Question 2: Suppose your ob-gyn treats a patient with a twin pregnancy, with a spontaneous abortion of fetus 2. In this case, would you use O31.11x1 because fetus 1 is continuing the pregnancy? Or should we use fetus 2 because that was the demise?

Answer: Normally you will use the code that is directed at the fetus whose issue is currently being addressed.

If this visit is all about handling fetus 2, then the 7th character is 2. The code would be O31.11x2 (Continuing pregnancy after spontaneous abortion of one fetus or more, first trimester, fetus 2).

If that is now past and the fetus 1 is continuing, then the final character is 1 (O31.11x1, ... fetus 1).

If the ob-gyn is evaluating both fetuses (the physician might do an ultrasound to see the status of fetus 1), then use the code twice with a 7th digit of 1 (linked to that evaluation) and 2 (linked to that E/M [evaluation and management] service). The codes you would use might be 76815 (Ultrasound, pregnant uterus, real time with image documentation, limited [eg, fetal heart beat, placental location, fetal position and/or qualitative amniotic fluid volume], 1 or more fetuses) to check on fetus 1 and 99222 (Initial hospital care, per day, for the evaluation and management of a patient ...) for the medical management of the spontaneous abortion in the hospital.

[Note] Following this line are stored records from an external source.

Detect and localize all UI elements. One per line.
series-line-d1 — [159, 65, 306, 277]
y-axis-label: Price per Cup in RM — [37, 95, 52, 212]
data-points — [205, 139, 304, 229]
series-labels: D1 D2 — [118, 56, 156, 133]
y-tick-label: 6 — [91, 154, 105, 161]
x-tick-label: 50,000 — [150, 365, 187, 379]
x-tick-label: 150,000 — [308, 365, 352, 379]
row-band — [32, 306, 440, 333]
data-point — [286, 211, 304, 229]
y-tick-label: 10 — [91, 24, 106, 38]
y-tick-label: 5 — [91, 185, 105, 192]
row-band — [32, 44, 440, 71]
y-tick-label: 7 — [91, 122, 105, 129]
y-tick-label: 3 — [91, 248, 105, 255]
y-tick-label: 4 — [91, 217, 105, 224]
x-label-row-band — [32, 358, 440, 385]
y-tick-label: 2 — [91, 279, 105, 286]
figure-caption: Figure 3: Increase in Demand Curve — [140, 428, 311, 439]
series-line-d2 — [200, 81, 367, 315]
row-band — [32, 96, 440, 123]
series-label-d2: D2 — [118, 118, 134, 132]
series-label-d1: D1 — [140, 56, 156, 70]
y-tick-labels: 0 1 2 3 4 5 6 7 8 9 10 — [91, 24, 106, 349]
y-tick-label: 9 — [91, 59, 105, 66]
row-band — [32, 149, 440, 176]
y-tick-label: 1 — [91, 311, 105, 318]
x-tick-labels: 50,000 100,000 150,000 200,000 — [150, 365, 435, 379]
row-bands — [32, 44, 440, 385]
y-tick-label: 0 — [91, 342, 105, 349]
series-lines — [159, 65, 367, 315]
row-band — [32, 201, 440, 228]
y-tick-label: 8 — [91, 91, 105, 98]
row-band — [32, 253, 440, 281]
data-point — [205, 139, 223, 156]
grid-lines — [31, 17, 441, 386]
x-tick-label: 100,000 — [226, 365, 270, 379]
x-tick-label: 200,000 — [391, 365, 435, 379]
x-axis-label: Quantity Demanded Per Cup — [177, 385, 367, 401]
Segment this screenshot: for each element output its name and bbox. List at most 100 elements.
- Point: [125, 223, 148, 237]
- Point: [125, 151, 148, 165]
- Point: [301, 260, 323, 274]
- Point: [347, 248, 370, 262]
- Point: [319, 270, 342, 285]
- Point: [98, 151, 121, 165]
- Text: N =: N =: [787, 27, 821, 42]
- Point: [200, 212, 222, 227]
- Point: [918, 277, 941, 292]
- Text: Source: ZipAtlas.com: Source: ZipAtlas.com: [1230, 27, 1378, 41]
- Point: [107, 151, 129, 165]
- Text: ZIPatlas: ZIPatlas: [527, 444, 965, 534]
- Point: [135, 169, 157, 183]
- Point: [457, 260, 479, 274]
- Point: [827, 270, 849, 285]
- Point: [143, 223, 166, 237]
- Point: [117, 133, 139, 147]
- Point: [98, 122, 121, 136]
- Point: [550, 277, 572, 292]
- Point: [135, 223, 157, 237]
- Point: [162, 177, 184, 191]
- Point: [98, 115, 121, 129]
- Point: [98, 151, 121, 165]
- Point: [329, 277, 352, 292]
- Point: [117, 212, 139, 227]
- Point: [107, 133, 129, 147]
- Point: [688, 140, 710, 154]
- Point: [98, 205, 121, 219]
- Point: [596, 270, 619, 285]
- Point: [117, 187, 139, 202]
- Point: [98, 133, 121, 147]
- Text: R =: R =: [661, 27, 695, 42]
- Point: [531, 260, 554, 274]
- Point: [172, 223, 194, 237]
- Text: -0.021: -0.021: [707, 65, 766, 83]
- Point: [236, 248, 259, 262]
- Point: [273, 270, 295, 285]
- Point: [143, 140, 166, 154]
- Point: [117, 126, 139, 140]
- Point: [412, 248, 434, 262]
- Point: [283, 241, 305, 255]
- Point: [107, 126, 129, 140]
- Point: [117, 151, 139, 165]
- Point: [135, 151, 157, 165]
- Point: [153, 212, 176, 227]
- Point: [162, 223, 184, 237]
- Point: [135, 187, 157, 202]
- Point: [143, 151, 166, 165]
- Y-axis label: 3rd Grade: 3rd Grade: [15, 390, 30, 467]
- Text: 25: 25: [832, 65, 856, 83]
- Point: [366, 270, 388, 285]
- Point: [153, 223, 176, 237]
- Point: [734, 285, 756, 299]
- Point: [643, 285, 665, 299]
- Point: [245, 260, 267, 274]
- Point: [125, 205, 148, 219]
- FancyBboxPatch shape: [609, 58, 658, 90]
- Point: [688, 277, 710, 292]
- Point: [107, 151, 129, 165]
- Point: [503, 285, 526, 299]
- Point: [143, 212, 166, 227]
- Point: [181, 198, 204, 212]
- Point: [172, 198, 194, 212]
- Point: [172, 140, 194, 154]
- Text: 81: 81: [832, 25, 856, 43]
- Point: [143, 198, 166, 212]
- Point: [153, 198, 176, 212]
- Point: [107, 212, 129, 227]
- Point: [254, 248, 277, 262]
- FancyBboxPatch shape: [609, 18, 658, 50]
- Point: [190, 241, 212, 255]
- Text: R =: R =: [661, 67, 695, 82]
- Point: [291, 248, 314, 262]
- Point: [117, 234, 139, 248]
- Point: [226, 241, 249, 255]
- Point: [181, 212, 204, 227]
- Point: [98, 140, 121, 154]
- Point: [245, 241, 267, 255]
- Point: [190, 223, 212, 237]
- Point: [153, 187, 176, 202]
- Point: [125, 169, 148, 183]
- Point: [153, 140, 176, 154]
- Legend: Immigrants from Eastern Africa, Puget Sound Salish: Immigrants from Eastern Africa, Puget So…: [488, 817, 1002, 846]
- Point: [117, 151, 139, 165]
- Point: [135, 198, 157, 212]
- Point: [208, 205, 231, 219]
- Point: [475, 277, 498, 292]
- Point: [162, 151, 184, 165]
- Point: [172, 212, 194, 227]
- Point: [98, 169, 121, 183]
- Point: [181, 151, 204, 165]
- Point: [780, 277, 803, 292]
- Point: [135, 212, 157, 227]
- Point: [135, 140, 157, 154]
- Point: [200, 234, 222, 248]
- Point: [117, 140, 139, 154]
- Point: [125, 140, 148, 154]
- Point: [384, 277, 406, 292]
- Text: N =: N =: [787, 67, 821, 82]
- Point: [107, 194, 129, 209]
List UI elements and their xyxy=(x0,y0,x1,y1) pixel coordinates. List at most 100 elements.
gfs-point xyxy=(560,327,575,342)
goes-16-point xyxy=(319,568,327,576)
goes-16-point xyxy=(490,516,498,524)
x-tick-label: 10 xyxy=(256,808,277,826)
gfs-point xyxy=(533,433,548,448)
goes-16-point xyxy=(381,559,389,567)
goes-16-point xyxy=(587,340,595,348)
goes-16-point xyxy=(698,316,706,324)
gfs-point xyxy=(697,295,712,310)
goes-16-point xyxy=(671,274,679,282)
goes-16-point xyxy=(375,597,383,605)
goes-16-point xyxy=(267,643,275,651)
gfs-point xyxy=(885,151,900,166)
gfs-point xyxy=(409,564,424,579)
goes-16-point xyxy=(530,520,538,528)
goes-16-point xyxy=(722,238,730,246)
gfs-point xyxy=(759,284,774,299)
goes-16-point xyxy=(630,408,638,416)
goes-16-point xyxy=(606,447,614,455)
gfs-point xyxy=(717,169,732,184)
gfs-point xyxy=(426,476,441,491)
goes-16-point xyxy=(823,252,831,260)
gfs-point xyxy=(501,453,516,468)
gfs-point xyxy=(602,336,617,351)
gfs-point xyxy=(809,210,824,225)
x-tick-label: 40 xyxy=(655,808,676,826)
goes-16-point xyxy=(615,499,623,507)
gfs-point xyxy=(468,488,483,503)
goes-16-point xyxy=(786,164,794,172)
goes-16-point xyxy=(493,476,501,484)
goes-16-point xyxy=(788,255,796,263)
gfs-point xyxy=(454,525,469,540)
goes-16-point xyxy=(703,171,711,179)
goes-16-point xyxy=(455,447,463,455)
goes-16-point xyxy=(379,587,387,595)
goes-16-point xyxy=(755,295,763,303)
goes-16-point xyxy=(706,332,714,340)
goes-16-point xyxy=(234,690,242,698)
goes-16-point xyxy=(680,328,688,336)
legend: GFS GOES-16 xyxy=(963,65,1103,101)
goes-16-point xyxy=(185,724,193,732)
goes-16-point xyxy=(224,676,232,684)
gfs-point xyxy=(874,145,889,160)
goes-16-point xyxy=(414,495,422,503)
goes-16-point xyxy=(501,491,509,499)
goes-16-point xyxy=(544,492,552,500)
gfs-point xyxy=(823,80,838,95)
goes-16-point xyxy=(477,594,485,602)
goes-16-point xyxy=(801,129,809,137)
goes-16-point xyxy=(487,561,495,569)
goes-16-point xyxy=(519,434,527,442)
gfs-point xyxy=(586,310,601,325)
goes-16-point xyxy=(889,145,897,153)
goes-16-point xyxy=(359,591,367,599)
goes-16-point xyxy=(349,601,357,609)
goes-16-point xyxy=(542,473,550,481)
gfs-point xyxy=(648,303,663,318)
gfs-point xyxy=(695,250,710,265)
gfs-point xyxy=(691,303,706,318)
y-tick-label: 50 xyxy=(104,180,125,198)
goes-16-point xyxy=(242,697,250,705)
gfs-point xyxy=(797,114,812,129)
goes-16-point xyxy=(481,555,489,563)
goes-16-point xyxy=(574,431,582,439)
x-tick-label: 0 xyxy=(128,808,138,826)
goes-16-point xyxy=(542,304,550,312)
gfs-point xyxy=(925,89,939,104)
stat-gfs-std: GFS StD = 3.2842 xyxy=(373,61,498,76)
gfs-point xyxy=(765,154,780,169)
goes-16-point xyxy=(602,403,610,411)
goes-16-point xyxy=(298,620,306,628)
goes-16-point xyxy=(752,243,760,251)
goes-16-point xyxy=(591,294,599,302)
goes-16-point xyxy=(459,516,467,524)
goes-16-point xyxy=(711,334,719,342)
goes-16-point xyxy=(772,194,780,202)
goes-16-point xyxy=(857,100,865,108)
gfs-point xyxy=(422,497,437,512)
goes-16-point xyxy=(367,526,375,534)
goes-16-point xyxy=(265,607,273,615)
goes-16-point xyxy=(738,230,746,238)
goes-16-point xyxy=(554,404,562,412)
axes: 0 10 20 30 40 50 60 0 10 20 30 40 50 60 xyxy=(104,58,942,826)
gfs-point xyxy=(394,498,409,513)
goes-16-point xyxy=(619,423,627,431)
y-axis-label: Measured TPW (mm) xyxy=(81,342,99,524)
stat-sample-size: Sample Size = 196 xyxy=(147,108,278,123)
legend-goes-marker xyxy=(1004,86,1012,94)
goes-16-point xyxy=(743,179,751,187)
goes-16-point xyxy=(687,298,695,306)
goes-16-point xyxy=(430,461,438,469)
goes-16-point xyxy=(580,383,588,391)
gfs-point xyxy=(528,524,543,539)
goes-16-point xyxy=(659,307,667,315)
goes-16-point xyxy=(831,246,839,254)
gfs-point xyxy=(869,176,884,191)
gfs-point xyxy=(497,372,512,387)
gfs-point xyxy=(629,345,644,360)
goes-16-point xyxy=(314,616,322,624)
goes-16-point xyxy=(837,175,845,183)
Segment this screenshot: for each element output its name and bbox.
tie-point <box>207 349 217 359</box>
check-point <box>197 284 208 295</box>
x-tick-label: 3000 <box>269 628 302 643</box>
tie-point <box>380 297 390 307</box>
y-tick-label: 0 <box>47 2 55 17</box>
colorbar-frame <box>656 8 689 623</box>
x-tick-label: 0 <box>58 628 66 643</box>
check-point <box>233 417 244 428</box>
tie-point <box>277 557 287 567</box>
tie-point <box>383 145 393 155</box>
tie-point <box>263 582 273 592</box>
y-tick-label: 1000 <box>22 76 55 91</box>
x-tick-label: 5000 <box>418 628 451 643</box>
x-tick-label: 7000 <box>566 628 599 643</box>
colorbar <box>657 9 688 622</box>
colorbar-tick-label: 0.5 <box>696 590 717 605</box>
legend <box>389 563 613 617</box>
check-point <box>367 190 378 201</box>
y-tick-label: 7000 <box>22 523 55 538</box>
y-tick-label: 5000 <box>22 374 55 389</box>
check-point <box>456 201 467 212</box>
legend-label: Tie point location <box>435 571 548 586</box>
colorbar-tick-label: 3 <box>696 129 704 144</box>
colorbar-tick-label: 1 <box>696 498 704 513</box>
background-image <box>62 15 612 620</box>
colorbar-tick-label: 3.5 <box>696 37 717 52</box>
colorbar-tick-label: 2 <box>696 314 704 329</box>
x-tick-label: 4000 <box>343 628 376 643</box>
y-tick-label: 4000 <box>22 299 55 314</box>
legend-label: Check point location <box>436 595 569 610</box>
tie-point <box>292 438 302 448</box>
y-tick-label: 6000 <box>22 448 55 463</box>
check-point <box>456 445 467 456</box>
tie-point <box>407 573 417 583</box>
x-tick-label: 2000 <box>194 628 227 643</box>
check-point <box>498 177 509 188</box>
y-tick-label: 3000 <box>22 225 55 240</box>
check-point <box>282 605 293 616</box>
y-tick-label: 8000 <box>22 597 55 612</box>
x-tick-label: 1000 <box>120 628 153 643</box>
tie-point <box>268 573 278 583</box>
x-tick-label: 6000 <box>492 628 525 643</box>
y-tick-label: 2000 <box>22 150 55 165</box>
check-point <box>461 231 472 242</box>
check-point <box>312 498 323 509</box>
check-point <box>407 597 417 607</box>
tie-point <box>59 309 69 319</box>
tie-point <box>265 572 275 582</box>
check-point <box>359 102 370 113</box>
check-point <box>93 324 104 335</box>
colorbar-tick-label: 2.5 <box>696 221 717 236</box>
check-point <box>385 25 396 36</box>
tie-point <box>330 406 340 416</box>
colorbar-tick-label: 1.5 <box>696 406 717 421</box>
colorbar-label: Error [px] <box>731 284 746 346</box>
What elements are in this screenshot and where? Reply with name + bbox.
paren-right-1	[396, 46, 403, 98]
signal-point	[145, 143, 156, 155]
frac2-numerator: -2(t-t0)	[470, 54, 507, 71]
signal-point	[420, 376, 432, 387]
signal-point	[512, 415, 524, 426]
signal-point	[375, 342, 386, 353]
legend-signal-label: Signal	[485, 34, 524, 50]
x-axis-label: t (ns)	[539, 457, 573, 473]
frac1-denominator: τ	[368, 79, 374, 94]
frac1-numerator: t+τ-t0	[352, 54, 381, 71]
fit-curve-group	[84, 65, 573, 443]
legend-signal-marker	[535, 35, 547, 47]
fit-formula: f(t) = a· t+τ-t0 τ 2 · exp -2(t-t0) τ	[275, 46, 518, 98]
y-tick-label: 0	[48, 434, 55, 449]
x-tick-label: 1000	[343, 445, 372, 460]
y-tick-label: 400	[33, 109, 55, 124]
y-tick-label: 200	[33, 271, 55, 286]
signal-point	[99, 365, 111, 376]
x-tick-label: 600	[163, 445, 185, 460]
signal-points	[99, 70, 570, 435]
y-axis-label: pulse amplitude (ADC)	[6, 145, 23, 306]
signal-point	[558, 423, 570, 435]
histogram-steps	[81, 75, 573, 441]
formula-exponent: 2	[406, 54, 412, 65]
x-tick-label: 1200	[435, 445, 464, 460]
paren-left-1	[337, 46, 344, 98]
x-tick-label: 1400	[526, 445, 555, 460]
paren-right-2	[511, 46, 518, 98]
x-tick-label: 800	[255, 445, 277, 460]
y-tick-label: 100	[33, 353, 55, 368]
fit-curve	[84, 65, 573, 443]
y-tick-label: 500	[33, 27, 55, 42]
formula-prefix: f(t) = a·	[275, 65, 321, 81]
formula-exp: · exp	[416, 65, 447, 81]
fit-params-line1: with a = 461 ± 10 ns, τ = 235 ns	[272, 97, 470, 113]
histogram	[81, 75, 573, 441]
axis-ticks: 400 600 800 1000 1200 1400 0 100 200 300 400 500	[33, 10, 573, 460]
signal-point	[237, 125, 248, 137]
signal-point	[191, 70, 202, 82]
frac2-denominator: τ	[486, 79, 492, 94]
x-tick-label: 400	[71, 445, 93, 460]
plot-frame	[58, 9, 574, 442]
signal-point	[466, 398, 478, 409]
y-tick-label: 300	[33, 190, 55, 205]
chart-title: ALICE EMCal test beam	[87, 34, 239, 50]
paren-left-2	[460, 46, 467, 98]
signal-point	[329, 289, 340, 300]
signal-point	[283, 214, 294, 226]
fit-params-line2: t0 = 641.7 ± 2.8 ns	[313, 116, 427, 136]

Here’s How to Handle Fetus A, B Documentation

Question 3: Suppose your ob-gyn documents a patient’s twins as “fetus A” and “fetus B.” However, you know that the fetal extensions in chapter 15, Pregnancy, childbirth and the puerperium, for codes related to complications of multiple gestation (e.g., O31, O32, etc.) refer to fetus 1, fetus 2, and so on and so forth. What should you do?

Answer 3: According to the AHA ICD-10-CM Coding Clinic (2012 Vol. 29 No. 04), you should assume fetus A means fetus 1, and fetus B means fetus 2.

Remember, your ob-gyn may not consistently document the same fetus number or alphabetical character from one admission to the other. You have to go with whatever the provider documents.